Оказывается, этот пьяница монтер сам же первый и рассказал о своей
победе над женой Марата. Между прочим, несмотря на то, что рассказывал он
это в среде таких же полулюмпенов-пьяниц, они упрекнули его за то, что он
посмел обесчестить нашего Марата.
-- Да она сама первая, -- говорят, оправдывался электрик, -- да она мне
даже стремянку не дала сложить...
Почему-то именно это последнее обстоятельство больше всего поразило
воображение мухусчан.
-- Даже стремянку не дала сложить, -- говорили они, как о бесстыжем
признаке окончательной порчи нравов.
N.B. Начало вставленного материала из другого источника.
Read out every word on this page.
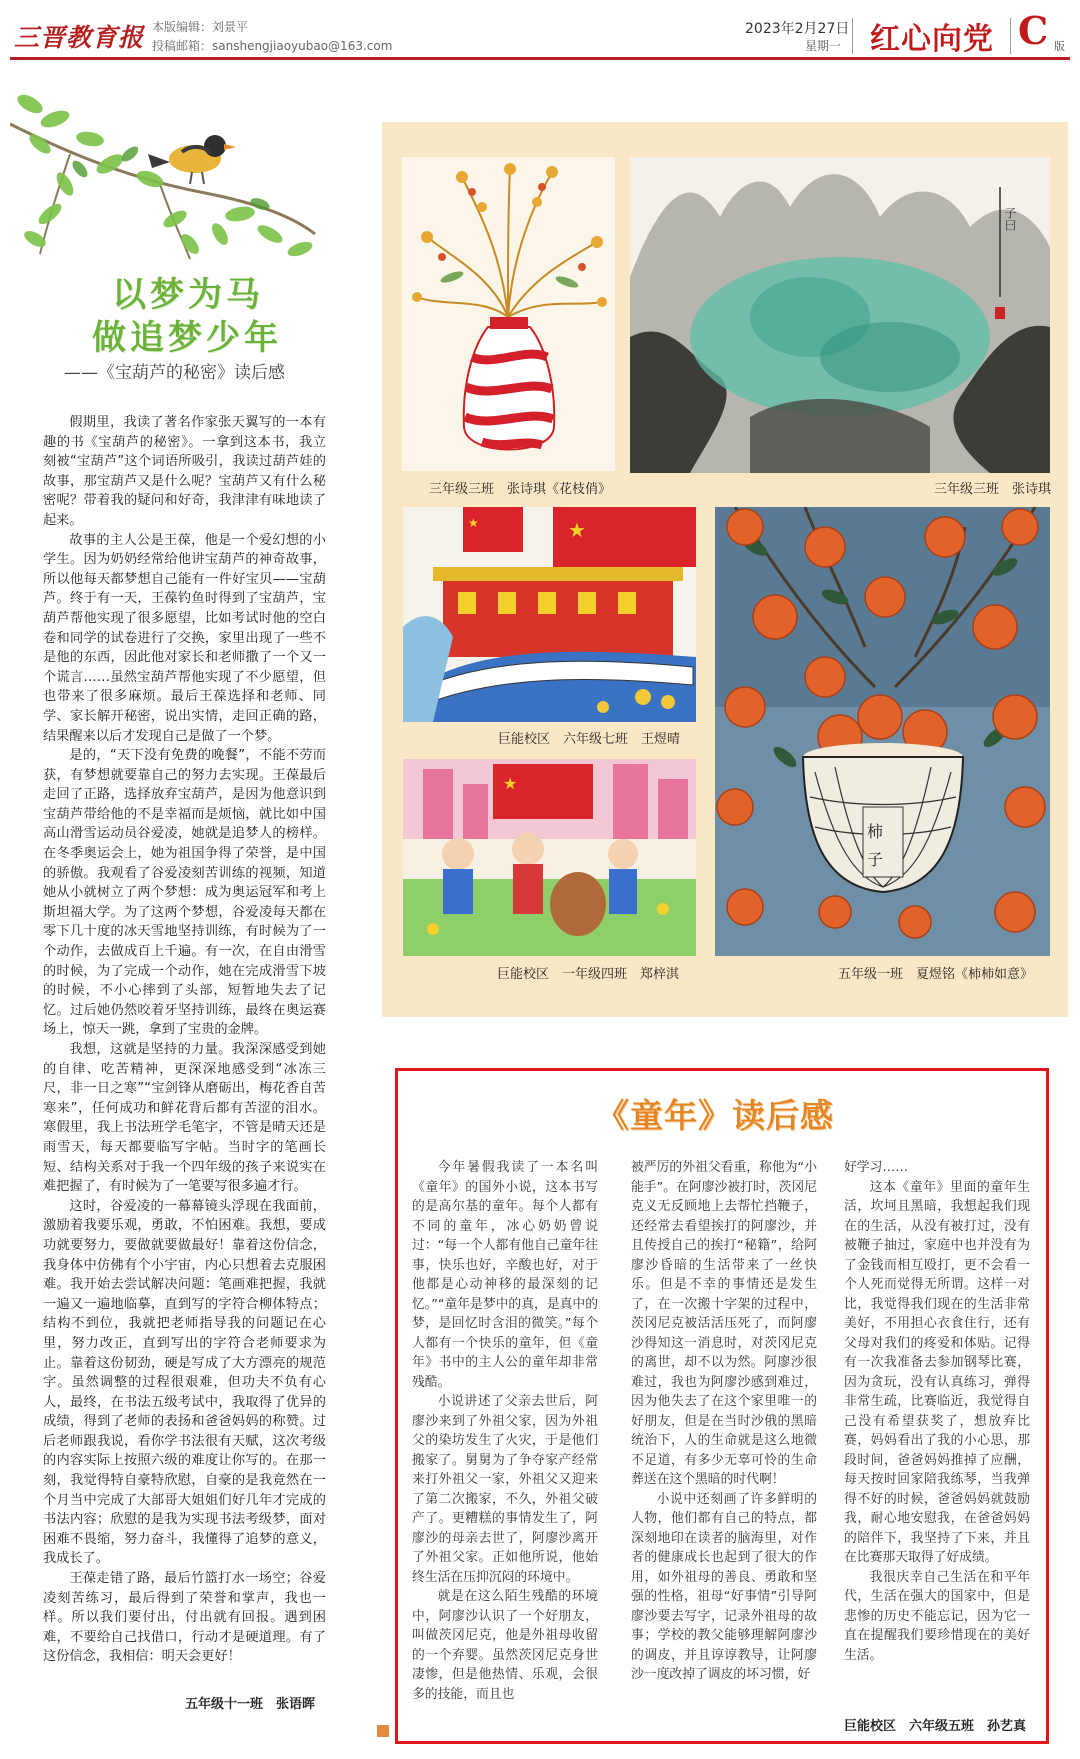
三晋教育报 本版编辑：刘景平
投稿邮箱：sanshengjiaoyubao@163.com
2023年2月27日
星期一 红心向党 C 版
以梦为马
做追梦少年
——《宝葫芦的秘密》读后感

假期里，我读了著名作家张天翼写的一本有趣的书《宝葫芦的秘密》。一拿到这本书，我立刻被“宝葫芦”这个词语所吸引，我读过葫芦娃的故事，那宝葫芦又是什么呢？宝葫芦又有什么秘密呢？带着我的疑问和好奇，我津津有味地读了起来。

故事的主人公是王葆，他是一个爱幻想的小学生。因为奶奶经常给他讲宝葫芦的神奇故事，所以他每天都梦想自己能有一件好宝贝——宝葫芦。终于有一天，王葆钓鱼时得到了宝葫芦，宝葫芦帮他实现了很多愿望，比如考试时他的空白卷和同学的试卷进行了交换，家里出现了一些不是他的东西，因此他对家长和老师撒了一个又一个谎言……虽然宝葫芦帮他实现了不少愿望，但也带来了很多麻烦。最后王葆选择和老师、同学、家长解开秘密，说出实情，走回正确的路，结果醒来以后才发现自己是做了一个梦。

是的，“天下没有免费的晚餐”，不能不劳而获，有梦想就要靠自己的努力去实现。王葆最后走回了正路，选择放弃宝葫芦，是因为他意识到宝葫芦带给他的不是幸福而是烦恼，就比如中国高山滑雪运动员谷爱凌，她就是追梦人的榜样。在冬季奥运会上，她为祖国争得了荣誉，是中国的骄傲。我观看了谷爱凌刻苦训练的视频，知道她从小就树立了两个梦想：成为奥运冠军和考上斯坦福大学。为了这两个梦想，谷爱凌每天都在零下几十度的冰天雪地坚持训练，有时候为了一个动作，去做成百上千遍。有一次，在自由滑雪的时候，为了完成一个动作，她在完成滑雪下坡的时候，不小心摔到了头部，短暂地失去了记忆。过后她仍然咬着牙坚持训练，最终在奥运赛场上，惊天一跳，拿到了宝贵的金牌。

我想，这就是坚持的力量。我深深感受到她的自律、吃苦精神，更深深地感受到“冰冻三尺，非一日之寒”“宝剑锋从磨砺出，梅花香自苦寒来”，任何成功和鲜花背后都有苦涩的泪水。寒假里，我上书法班学毛笔字，不管是晴天还是雨雪天，每天都要临写字帖。当时字的笔画长短、结构关系对于我一个四年级的孩子来说实在难把握了，有时候为了一笔要写很多遍才行。

这时，谷爱凌的一幕幕镜头浮现在我面前，激励着我要乐观，勇敢，不怕困难。我想，要成功就要努力，要做就要做最好！靠着这份信念，我身体中仿佛有个小宇宙，内心只想着去克服困难。我开始去尝试解决问题：笔画难把握，我就一遍又一遍地临摹，直到写的字符合柳体特点；结构不到位，我就把老师指导我的问题记在心里，努力改正，直到写出的字符合老师要求为止。靠着这份韧劲，硬是写成了大方漂亮的规范字。虽然调整的过程很艰难，但功夫不负有心人，最终，在书法五级考试中，我取得了优异的成绩，得到了老师的表扬和爸爸妈妈的称赞。过后老师跟我说，看你学书法很有天赋，这次考级的内容实际上按照六级的难度让你写的。在那一刻，我觉得特自豪特欣慰，自豪的是我竟然在一个月当中完成了大部哥大姐姐们好几年才完成的书法内容；欣慰的是我为实现书法考级梦，面对困难不畏缩，努力奋斗，我懂得了追梦的意义，我成长了。

王葆走错了路，最后竹篮打水一场空；谷爱凌刻苦练习，最后得到了荣誉和掌声，我也一样。所以我们要付出，付出就有回报。遇到困难，不要给自己找借口，行动才是硬道理。有了这份信念，我相信：明天会更好！

五年级十一班　张语晖
三年级三班　张诗琪《花枝俏》
子曰
三年级三班　张诗琪
★
★
巨能校区　六年级七班　王煜晴
★
巨能校区　一年级四班　郑梓淇
柿
子
五年级一班　夏煜铭《柿柿如意》
《童年》读后感

今年暑假我读了一本名叫《童年》的国外小说，这本书写的是高尔基的童年。每个人都有不同的童年，冰心奶奶曾说过：“每一个人都有他自己童年往事，快乐也好，辛酸也好，对于他都是心动神移的最深刻的记忆。”“童年是梦中的真，是真中的梦，是回忆时含泪的微笑。”每个人都有一个快乐的童年，但《童年》书中的主人公的童年却非常残酷。

小说讲述了父亲去世后，阿廖沙来到了外祖父家，因为外祖父的染坊发生了火灾，于是他们搬家了。舅舅为了争夺家产经常来打外祖父一家，外祖父又迎来了第二次搬家，不久，外祖父破产了。更糟糕的事情发生了，阿廖沙的母亲去世了，阿廖沙离开了外祖父家。正如他所说，他始终生活在压抑沉闷的环境中。

就是在这么陌生残酷的环境中，阿廖沙认识了一个好朋友，叫做茨冈尼克，他是外祖母收留的一个弃婴。虽然茨冈尼克身世凄惨，但是他热情、乐观，会很多的技能，而且也

被严厉的外祖父看重，称他为“小能手”。在阿廖沙被打时，茨冈尼克义无反顾地上去帮忙挡鞭子，还经常去看望挨打的阿廖沙，并且传授自己的挨打“秘籍”，给阿廖沙昏暗的生活带来了一丝快乐。但是不幸的事情还是发生了，在一次搬十字架的过程中，茨冈尼克被活活压死了，而阿廖沙得知这一消息时，对茨冈尼克的离世，却不以为然。阿廖沙很难过，我也为阿廖沙感到难过，因为他失去了在这个家里唯一的好朋友，但是在当时沙俄的黑暗统治下，人的生命就是这么地微不足道，有多少无辜可怜的生命葬送在这个黑暗的时代啊！

小说中还刻画了许多鲜明的人物，他们都有自己的特点，都深刻地印在读者的脑海里，对作者的健康成长也起到了很大的作用，如外祖母的善良、勇敢和坚强的性格，祖母“好事情”引导阿廖沙要去写字，记录外祖母的故事；学校的教父能够理解阿廖沙的调皮，并且谆谆教导，让阿廖沙一度改掉了调皮的坏习惯，好

好学习……

这本《童年》里面的童年生活，坎坷且黑暗，我想起我们现在的生活，从没有被打过，没有被鞭子抽过，家庭中也并没有为了金钱而相互殴打，更不会看一个人死而觉得无所谓。这样一对比，我觉得我们现在的生活非常美好，不用担心衣食住行，还有父母对我们的疼爱和体贴。记得有一次我准备去参加钢琴比赛，因为贪玩，没有认真练习，弹得非常生疏，比赛临近，我觉得自己没有希望获奖了，想放弃比赛，妈妈看出了我的小心思，那段时间，爸爸妈妈推掉了应酬，每天按时回家陪我练琴，当我弹得不好的时候，爸爸妈妈就鼓励我，耐心地安慰我，在爸爸妈妈的陪伴下，我坚持了下来，并且在比赛那天取得了好成绩。

我很庆幸自己生活在和平年代，生活在强大的国家中，但是悲惨的历史不能忘记，因为它一直在提醒我们要珍惜现在的美好生活。

巨能校区　六年级五班　孙艺真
Получалось, что стремянка, во всяком
случае в развернутом виде, как бы приравнивается к живому существу, и
грехопадение в присутствии раздвинутой стремянки превращается в акт особого
цинизма.
Между прочим, она продолжала встречаться с этим электриком уже вне
связи с починкой электричества и, само собой разумеется, без всякой
стремянки.
Примерно через полгода она ушла от Марата к этому монтеру, чем
несколько сгладила свой грех, но никак не сгладила боль и обиду Марата.
Лично мне он показывал тот самый кинжал, которым он когда-то искромсал
удава, а теперь собирался зарезать ее и его. Мне стоило многих слов
заставить его отказаться от этой страшной и, главное, никчемной мести.
Разумеется, я был не один из тех, которые уговаривали его не делать этого,
хотя бы ради его собственной матери и его собственного ребенка.
Так как Марат достаточно широко извещал о своем намерении, я ждал, что
чегемские родственники не замедлят явиться и каким-то образом укротят его
гневную мечту, но они почему-то притихли и в город не приезжали. Можно
догадываться, что по их таинственному кодексу морали в намерении Марата не
было ничего плохого. Точно так же они не препятствовали Марату, когда он
сблизился с укротительницей удава. Не только в убийстве удава, но и в самой
связи с укротительницей они, по-видимому, ничего плохого не видели, кроме
молодечества, или, выражаясь их языком, проявления мужчинства.